The USDJPY USDJPY was mired in an 85 pip range coming into Thursday's trade and was stuck in a 16 pip trading range in the New York session on Thursday. Then sellers of the dollar took over and the price trended from a high of 107.224 to a low today of 105.672. Today the price fell below the May and June lows at the 105.97 to 106.06 area. We are trading between those levels into the close for the week. Needless to say that area will be the barometer for the buyers and sellers in early next week's trading. Stay below 105.978 and the sellers will be in control. Move above 106.06 and we could see further upside corrective move higher.

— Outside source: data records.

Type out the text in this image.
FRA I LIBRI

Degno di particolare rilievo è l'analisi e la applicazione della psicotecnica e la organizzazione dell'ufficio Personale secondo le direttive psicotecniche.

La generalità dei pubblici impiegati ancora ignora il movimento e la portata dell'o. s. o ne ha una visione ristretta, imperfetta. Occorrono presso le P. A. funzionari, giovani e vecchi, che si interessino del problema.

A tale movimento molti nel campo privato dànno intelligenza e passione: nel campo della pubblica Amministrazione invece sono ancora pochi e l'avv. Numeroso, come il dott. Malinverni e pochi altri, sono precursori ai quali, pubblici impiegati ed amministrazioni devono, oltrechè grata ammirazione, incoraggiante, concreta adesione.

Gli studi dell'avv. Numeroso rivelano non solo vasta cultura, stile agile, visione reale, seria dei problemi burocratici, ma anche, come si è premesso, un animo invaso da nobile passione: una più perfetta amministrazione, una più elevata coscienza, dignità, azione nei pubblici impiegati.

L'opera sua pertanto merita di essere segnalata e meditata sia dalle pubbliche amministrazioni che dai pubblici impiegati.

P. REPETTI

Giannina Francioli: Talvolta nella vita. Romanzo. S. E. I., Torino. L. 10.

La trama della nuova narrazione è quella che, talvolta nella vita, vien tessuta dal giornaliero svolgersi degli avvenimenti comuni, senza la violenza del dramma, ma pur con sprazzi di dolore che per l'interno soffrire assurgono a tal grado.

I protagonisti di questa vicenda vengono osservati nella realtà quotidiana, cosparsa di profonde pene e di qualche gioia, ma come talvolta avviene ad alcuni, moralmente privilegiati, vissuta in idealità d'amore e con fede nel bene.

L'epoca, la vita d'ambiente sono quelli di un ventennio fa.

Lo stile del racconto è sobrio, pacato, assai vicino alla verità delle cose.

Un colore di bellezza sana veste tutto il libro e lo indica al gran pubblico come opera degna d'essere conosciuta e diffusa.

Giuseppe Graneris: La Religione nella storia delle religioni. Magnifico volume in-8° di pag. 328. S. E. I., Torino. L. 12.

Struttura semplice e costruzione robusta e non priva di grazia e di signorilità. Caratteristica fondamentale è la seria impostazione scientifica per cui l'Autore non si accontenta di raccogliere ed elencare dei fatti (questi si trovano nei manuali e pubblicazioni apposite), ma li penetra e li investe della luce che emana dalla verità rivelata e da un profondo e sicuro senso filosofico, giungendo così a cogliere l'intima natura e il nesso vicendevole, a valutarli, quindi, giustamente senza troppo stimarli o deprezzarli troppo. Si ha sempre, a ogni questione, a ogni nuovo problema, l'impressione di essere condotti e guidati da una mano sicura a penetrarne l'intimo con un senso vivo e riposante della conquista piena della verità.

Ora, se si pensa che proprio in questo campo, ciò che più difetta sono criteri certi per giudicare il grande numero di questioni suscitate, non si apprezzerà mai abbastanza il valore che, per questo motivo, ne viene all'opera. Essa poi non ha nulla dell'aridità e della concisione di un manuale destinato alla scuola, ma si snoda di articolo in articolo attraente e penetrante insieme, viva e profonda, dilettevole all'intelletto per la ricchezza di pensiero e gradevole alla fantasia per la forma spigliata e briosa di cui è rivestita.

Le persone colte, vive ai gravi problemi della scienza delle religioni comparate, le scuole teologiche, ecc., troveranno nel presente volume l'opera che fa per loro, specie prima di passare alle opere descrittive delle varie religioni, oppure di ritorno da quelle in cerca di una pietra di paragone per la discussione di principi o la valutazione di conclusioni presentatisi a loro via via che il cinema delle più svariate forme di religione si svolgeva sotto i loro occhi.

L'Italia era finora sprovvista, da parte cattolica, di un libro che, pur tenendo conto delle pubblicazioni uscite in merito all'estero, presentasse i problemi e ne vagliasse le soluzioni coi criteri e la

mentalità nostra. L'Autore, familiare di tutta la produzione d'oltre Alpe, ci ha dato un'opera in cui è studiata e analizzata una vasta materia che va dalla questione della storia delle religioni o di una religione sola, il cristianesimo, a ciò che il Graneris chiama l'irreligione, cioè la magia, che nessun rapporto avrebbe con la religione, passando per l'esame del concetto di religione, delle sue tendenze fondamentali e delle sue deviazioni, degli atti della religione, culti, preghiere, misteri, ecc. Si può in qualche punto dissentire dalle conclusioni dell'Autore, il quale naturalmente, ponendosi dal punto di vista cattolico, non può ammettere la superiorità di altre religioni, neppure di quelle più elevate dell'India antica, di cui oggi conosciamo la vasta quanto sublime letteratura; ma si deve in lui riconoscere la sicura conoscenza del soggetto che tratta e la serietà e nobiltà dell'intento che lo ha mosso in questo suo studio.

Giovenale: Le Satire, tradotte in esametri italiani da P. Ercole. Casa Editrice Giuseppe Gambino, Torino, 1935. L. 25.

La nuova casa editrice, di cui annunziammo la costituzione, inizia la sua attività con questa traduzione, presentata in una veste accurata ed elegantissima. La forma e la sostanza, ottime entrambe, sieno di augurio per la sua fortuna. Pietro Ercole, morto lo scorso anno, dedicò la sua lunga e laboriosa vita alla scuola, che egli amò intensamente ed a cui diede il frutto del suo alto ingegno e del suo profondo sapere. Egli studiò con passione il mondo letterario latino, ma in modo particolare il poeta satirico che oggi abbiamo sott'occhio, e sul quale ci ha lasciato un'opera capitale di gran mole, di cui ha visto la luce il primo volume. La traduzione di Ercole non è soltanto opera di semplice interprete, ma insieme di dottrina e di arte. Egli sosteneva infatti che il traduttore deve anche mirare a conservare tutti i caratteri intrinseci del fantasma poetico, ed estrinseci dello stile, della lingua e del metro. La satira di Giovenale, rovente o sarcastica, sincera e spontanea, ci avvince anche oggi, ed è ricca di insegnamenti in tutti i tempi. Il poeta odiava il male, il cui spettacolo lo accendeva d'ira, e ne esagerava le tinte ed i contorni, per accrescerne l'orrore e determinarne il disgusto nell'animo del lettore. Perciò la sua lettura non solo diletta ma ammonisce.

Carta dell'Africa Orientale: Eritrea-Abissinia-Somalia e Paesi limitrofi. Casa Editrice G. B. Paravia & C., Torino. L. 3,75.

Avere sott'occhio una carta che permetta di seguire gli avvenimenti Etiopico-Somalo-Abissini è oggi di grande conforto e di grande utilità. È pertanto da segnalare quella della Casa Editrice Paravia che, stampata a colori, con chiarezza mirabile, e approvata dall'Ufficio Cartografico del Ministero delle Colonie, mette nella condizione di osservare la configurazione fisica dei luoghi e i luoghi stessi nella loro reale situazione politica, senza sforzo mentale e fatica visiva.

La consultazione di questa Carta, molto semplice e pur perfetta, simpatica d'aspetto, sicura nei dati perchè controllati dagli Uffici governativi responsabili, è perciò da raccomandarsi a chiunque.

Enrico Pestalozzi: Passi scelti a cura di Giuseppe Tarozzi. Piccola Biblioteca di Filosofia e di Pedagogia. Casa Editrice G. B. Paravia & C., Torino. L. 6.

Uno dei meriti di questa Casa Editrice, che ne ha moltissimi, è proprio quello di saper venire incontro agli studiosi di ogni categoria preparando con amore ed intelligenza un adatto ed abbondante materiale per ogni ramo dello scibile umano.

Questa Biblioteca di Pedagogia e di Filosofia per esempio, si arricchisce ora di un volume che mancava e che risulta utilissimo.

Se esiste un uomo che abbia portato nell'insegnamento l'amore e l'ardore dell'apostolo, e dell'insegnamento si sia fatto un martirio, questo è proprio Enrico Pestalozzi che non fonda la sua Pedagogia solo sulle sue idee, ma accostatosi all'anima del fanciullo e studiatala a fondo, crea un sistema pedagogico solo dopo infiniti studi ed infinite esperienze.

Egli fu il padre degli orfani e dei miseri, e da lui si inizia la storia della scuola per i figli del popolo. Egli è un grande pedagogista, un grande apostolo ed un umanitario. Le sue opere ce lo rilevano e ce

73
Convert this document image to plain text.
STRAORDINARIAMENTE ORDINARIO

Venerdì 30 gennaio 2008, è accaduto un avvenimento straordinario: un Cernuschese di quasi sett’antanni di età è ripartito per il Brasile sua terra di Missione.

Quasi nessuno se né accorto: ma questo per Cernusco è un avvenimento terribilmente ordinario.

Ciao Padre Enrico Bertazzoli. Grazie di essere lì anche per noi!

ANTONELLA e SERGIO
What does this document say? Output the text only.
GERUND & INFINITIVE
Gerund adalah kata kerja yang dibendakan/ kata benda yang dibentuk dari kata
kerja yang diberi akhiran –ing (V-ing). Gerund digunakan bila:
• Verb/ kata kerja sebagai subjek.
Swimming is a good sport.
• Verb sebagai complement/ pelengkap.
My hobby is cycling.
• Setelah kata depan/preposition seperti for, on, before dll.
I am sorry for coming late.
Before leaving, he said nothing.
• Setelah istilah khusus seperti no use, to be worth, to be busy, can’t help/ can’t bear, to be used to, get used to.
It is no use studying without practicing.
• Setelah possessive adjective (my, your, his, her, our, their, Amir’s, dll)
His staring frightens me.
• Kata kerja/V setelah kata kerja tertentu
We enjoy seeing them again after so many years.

The USDCHF was a another pair that trended to the downside in trading this week. The current price is trading at 0.9218. That is right around the low lowest closing price going back to February 2018. On further downside in early trading next week will have traders looking toward the low from 2018 at 0.9185 and the low from 2020 at 0.91747. Break below those levels and the pair is trading at the lowest level since mid year 2015
The USDCAD corrected some of the declines seen in the 1st 4 trading days of the week on Friday. However the high price still stay below the falling 100 hour moving average at 1.34366. It will take a move back above that falling moving average to tilt the bias more to the upside in the new trading week. Until then sellers still remain more in control. The low for the week reach 1.33506. That was the lowest level going back to June 2020 where the low extended to 1.33144.
The NZDUSD trade above and below its 100 hour moving average on Friday as traders debated which way to go. The low today stalled right around the 30.2% retracement of the move up from the July 14 low at 0.66177, but rebounded back above the 100 hour moving average into the close. That moving average currently comes in at 0.6634. In the new trading week getting below the 100 hour moving average and staying below AND falling below the 30.2% retracement at 0.66177 would be needed to tilt the bias more to the downside.
The AUDUSD is another currency pair which is hanging around its 100 hour moving average. For the pair, its 100 hour moving average currently comes in at 0.7104. The price is just below that level at 0.71015. Into the new week, the 100 hour moving average will be the barometer for the bulls and bears. Move above and the biases more to the upside. Move below in control is in the hands of the shorts.